Scrutin présidentiel au Burundi : la bataille des chiffres a commencé
Politique

@rib News, 28/06/2010 – Source AFP

Les Burundais ont voté lundi pour reconduire à son poste le président sortant Pierre Nkurunziza, seul candidat en lice, avec la crainte d'un retour à la violence politique après le retrait de tous les candidats d'opposition et une vague d'attaques à la grenade.

La participation aurait "dépassé largement les 50%", selon un membre de la commission électorale nationale, Prosper Ntahorwamiye, tandis que l'opposition avançait un chiffre "d'à peine 30%".

"Les partis membres de l'Alliance démocratique pour le changement (opposition) félicitent le peuple burundais de sa détermination à dire non à la mascarade électorale illégale et inconstitutionnelle de ce lundi", a déclaré le porte-parole de cette coalition, Léonard Nyangoma.

Les six candidats d'opposition se sont retirés à la suite des élections communales du 24 mai proclamées gagnées par le parti au pouvoir CNDD-FDD, mais marquées selon eux par de graves irrégularités.

Dans les bureaux de vote entourés par une forte présence policière et militaire, les électeurs étaient bien moins nombreux que lors des communales d'il y a un mois, marquées par une participation record de près de 92 pc.

Des observateurs des opérations de vote ont attribué cette désaffection à l'absence de pluralité du scrutin et à la crainte d'attentats.

Le bulletin au nom de Pierre Nkurunziza, 45 ans, au pouvoir depuis cinq ans, a donc été lundi le seul proposé aux 3,5 millions d'inscrits de ce petit Etat enclavé d'Afrique centrale, le troisième pays le plus pauvre au monde selon la Banque Mondiale.

Le véritable enjeu du scrutin est désormais de savoir s'il ne va pas relancer les violences dans ce pays de 8,5 millions d'habitants encore meurtri par une guerre civile de 13 ans (1993-2006) qui a fait 300.000 morts.

Une série d'attaques à la grenade, perpétrées depuis les communales contestées, a déjà fait au moins 8 morts et 60 blessés.
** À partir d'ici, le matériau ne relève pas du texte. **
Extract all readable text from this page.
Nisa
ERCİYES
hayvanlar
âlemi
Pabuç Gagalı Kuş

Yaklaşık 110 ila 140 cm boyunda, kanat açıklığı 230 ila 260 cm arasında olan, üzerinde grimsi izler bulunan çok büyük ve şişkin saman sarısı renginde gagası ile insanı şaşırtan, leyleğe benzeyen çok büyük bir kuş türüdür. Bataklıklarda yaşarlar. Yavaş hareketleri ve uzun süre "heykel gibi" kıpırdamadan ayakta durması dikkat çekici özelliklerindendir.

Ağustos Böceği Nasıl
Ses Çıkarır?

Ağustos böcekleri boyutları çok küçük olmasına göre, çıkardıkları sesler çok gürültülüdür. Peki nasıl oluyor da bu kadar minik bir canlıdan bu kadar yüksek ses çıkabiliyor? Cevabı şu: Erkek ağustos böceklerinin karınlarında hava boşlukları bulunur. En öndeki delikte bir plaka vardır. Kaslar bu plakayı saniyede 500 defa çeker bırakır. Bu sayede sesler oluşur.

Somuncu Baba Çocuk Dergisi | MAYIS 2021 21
Le pouvoir a accusé l'opposition d'être responsable de ces attaques, non revendiquées. Il a arrêté au total 26 militants d'opposition depuis samedi soir, selon le président de l'Association pour la protection des personnes détenues et des droits humains, Pierre Claver Mbonimpa.

"Le pouvoir veut intimider l'opposition car on semble viser dans ces arrestations les responsables locaux des partis des Forces nationales de libération (FNL) et du Mouvement pour la solidarité et le développement (MSD)", a dénoncé M. Mbonimpa.

Cette élection présidentielle -- dont les résultats ne devraient finalement être annoncés que mercredi -- était censée constituer le moment test d'une série de scrutins prévus tout au long de l'été au Burundi, dans le but d'ancrer la paix encore très fragile dans cette ancienne colonie belge à large majorité hutu -- 85 pc, contre 14 pc de Tutsi --, marquée par les massacres interethniques depuis l'indépendance en 1962.

Au contraire, le boycott de l'opposition et les attaques à la grenade ont ranimé la crainte d'une résurgence des violences, non plus entre Hutu et Tutsi, mais essentiellement entre les forces politiques issues des anciennes guerillas hutu et aujourd'hui en compétition pour le pouvoir.

Le chef des FNL, Agathon Rwasa, rentré d'exil en 2008, s'est évanoui dans la nature depuis la semaine dernière après avoir renoncé à se présenter à la présidentielle, et il pourrait avoir trouvé refuge en RD Congo.

La communauté internationale a exhorté l'opposition à réintégrer le jeu électoral, se déclarant pour sa part globalement satisfaite de l'équité du scrutin de mai.